BUFFALO, NY - When Houghton Academy upset five-time champion City Honors at Buffalo’s last Middle-School Math League Competition, the win surprised everyone - except Keith B. Wiley ’78, MBA ’81.
“We didn’t just come out of nowhere,” says Wiley, who teaches math to Houghton’s seventh and eighth grade students. “For years, we came in second place.”
Still, it was a hard fought victory for Wiley’s students, 85 percent of whom live in poverty. “Many come from single-parent homes,” Wiley explains. “Domestic abuse, drug abuse and teen pregnancies are prevalent.”
Though he can’t fix his students’ personal situations, Wiley can give them the best chance to master ninth-grade algebra. That’s right. Wiley teaches ninth-grade algebra to all Houghton’s eighth-grade students, no matter their math level.
How? Wiley’s enthusiasm for the subject is unbridled.
“I sing and make jokes,” he says. “I bring a passion to math they’ve never seen before and relate math to the real world. My lessons are interactive and include websites and YouTube videos.”

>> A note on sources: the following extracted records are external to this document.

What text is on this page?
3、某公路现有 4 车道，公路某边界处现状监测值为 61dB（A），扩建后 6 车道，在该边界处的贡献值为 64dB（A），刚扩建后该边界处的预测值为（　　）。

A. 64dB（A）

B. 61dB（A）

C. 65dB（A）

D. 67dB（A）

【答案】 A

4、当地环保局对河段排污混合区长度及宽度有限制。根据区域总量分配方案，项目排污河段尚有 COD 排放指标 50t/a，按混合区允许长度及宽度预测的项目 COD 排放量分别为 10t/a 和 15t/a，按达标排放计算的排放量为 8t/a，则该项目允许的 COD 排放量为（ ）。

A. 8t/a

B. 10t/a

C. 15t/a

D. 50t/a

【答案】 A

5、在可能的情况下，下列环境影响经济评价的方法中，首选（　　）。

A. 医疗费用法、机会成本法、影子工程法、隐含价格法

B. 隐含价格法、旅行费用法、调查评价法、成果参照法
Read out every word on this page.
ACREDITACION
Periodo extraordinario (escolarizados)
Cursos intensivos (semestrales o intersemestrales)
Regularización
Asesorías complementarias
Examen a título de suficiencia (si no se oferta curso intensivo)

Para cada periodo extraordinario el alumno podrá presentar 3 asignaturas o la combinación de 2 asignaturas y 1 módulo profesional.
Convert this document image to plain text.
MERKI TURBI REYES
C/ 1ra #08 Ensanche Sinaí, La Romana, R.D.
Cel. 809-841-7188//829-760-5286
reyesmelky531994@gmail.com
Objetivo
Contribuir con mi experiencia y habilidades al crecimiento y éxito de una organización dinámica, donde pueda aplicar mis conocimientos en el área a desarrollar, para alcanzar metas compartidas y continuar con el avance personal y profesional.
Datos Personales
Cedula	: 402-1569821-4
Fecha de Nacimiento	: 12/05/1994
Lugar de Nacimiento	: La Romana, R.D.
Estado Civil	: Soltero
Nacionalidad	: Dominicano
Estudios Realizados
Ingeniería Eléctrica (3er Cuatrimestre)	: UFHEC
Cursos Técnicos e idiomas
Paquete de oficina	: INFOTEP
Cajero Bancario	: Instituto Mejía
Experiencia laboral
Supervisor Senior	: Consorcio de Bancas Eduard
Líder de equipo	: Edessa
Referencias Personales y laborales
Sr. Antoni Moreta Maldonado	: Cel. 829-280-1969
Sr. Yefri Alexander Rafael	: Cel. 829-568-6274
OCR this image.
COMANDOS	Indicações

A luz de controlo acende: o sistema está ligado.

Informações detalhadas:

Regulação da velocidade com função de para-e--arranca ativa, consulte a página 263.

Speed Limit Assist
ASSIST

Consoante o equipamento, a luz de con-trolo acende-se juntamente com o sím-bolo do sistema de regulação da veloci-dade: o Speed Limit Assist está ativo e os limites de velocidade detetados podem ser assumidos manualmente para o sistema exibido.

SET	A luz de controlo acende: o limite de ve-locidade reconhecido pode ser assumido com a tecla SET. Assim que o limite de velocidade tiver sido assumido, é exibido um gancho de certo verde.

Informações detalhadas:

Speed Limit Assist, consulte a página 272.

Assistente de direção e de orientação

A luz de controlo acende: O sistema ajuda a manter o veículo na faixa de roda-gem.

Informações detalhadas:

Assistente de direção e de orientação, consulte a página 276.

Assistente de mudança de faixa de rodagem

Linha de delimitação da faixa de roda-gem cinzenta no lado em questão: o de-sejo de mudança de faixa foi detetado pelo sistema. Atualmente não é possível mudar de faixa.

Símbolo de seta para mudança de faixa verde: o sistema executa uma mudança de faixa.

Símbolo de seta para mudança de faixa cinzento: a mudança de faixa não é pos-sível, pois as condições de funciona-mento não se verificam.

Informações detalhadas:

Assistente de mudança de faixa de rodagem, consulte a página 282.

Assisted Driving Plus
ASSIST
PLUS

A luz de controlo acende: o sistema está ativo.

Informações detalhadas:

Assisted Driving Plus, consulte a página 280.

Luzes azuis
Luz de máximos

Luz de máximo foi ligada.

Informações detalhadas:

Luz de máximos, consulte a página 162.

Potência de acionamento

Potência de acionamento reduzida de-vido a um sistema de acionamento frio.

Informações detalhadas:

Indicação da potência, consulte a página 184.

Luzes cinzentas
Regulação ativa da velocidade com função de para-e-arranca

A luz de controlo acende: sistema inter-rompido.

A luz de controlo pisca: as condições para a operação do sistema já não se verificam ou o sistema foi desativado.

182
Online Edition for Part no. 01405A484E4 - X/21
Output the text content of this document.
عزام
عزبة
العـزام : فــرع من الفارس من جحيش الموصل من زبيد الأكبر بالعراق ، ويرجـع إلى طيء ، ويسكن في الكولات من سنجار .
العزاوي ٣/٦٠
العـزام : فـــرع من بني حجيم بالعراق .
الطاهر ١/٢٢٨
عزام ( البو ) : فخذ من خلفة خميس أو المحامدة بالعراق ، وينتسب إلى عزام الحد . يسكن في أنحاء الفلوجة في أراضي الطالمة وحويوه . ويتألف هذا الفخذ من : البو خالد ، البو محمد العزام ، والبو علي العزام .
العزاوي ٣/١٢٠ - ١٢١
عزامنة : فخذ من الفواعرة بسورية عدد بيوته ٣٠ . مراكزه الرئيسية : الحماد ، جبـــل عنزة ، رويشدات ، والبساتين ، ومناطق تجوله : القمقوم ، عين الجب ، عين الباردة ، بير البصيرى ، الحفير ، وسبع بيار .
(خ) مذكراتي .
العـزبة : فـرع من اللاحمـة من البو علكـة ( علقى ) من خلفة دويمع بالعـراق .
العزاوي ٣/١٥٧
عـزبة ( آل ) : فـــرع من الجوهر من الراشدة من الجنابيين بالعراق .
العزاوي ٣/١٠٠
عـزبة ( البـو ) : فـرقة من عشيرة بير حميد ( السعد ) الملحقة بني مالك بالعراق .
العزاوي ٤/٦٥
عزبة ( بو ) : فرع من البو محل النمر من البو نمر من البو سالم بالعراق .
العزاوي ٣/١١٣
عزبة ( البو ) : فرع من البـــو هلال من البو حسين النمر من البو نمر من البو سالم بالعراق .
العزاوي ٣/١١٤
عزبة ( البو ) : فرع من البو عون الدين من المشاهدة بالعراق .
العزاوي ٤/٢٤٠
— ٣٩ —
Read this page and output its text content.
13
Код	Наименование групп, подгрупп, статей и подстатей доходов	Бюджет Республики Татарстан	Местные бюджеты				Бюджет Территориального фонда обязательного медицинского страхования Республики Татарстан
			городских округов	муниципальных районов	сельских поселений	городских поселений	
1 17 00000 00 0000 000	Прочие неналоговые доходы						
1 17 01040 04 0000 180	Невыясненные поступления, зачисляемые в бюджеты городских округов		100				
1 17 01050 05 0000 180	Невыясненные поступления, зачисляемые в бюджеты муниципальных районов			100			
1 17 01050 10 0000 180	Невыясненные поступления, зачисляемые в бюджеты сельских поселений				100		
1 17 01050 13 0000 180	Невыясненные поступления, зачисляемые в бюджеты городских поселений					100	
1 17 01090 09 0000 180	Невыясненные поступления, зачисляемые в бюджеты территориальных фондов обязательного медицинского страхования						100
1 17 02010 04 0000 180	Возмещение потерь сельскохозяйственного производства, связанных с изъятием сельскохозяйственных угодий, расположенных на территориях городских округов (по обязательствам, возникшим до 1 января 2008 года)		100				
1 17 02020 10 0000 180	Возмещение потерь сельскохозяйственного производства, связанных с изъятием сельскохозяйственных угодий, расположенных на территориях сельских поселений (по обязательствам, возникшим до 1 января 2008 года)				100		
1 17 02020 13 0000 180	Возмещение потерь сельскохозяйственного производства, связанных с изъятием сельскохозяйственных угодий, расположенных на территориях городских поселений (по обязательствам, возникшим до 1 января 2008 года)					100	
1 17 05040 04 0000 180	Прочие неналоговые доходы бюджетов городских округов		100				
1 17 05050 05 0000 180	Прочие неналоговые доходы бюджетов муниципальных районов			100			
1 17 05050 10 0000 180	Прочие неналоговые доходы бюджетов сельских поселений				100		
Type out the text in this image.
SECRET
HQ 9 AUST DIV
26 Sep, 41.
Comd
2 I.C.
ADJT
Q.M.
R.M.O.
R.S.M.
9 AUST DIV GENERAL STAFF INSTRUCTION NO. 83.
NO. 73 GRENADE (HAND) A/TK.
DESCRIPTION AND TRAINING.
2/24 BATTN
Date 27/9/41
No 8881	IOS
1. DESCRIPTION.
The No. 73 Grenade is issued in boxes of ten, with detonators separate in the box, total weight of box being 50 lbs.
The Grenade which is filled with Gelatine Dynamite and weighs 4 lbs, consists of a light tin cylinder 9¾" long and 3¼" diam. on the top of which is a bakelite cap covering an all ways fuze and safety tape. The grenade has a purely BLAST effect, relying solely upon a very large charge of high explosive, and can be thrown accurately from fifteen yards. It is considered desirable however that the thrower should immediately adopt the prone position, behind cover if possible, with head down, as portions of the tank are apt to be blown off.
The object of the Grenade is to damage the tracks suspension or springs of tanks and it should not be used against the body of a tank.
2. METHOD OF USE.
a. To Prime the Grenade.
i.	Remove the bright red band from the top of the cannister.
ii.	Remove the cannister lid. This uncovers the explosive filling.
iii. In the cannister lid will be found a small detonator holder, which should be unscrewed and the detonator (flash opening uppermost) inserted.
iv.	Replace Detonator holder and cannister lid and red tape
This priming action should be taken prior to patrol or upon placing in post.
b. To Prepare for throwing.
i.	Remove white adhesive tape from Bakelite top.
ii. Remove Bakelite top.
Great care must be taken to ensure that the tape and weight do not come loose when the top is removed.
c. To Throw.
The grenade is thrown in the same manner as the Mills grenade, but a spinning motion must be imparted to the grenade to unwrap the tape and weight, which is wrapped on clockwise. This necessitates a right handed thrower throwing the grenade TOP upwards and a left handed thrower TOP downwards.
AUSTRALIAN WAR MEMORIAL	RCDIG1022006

But Wiley is more than an educator to his students. He’s the father figure they sometimes lack.
“I try to be accessible to my students,” says Wiley. “They see me in the neighborhood and at local restaurants. I sing gospel at the nearby church.”
If teaching seems natural to Wiley, it is. His mother taught fourth grade. But Wiley was a late-comer to the field.
After earning a bachelor’s degree in math and business economics, and an MBA in finance from Canisius, Wiley went to work in banking and investment. He held leadership positions at the Bank of New York, Rand Capital Corp. and Goldome Bank.
It wasn’t until Goldome closed that Wiley started to consider a career in the classroom.
To make extra money, he worked as a math tutor at Buffalo Alternative High School. The positive results began to add up when “the district approached me and asked if I wanted to teach full-time.” That was 16 years ago. Ever since, Wiley’s been changing the course of students’ lives.
He proudly recalls the special education student who “went on to pass ninth-grade Regents math and is now in college.”
There was the 16-year old who failed eighth grade, several times. “The light went on during the last six weeks of school,” says Wiley. The student not only passed the grade but passed the Regents exam and continued on to college.
Success stories like these keep Wiley in the classroom. Sure, retirement is in the future for Wiley. When it’s time, Wiley, 60, will return to his native North Carolina, where his children and grandchildren call home. But for now, Wiley knows his students still need him.
He says he likes to tell them: “Unless you were dressed by the butler and driven by the chauffeur, the only way you’re going to learn this material and graduate is through hard work. That means we’re all in this together.”